6. Dansko "Calla" clogs:
The winner, and still, after two years, champeen of the clog wars. Mine are wearing out only now. I plan to buy two more pairs with my next paycheck, because, at $115 a pop, they are Not Cheap. However, they hold up well. You can roll a bed over your foot in 'em and your toes won't break. And, unlike other Dansko clogs, the heels are nice and wide so you won't fall off of 'em.
Verdict: Trade in the Professionals, if you're the clumsy sort, and try these.
7. Target Boxed Wine:
Of all the damn things. Target actually carries wine! (Well, mine does. Along with those cute Pommey POP champagne bottles that come with a package of straws and are bottled by the same people who make Veuve Cliquot, so it's actually pretty good, but anyway.) Target boxed wine comes in White: Pinot Grigiot, White: Chardonnay, Red: Merlot, and Red: Something Else. They're drinkable, but not outstanding.
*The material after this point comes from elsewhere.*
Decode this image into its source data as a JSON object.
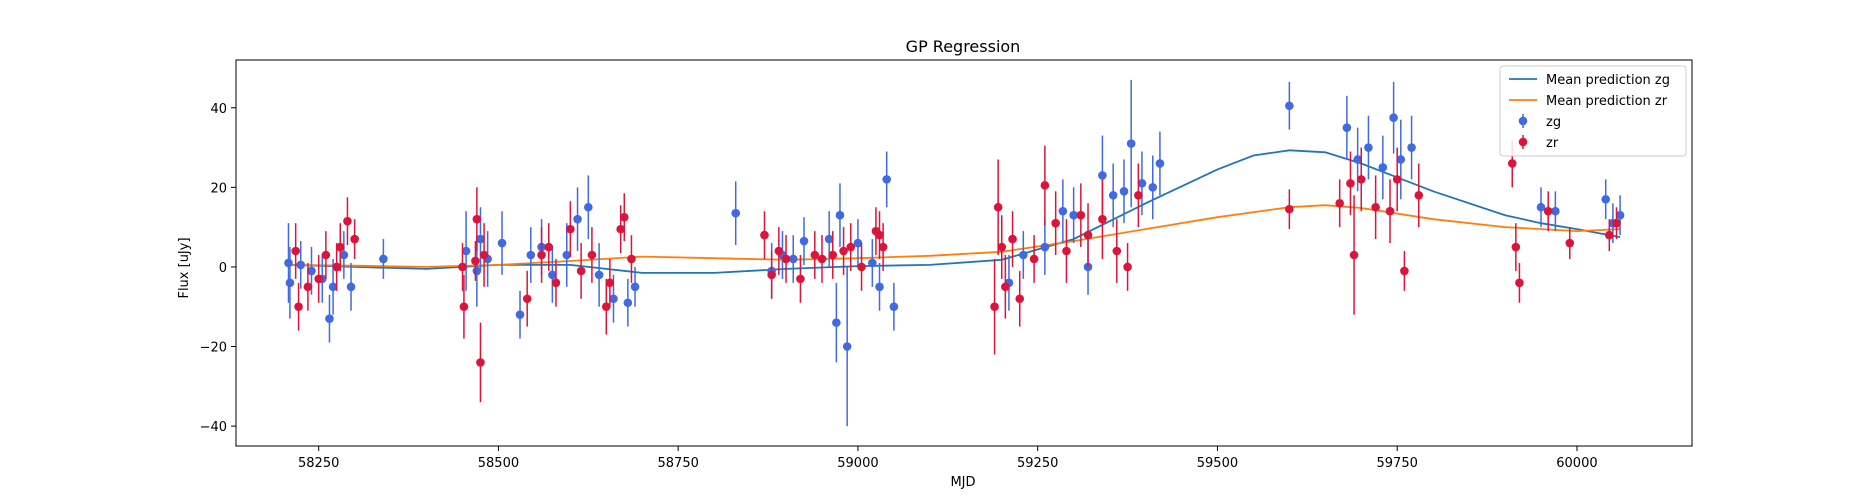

Verdict: Good for a big party, where nobody's going to be discriminating. Plus, the technology is kind of cool. Plus, at $11 for the equivalent of four bottles, how can you lose?
8. Jezebel dot com:
A great website for celebrity gossip, makeup tips, and girly things in general. Unfortunately, going to the website caused my computer to be infected with Brave Sentry, a malware program of a particularly nasty sort. In fact, now that I've upgraded my firewall, installed malware detection software, and regained access to my computer's registry, I can see that I get an average of 128 attempted downloads *each time* I visit Jezebel. Try Too Fat For Fashion or Faking Good Breeding instead.
Verdict: Unless you want to spend four hours fixing your computer, avoid.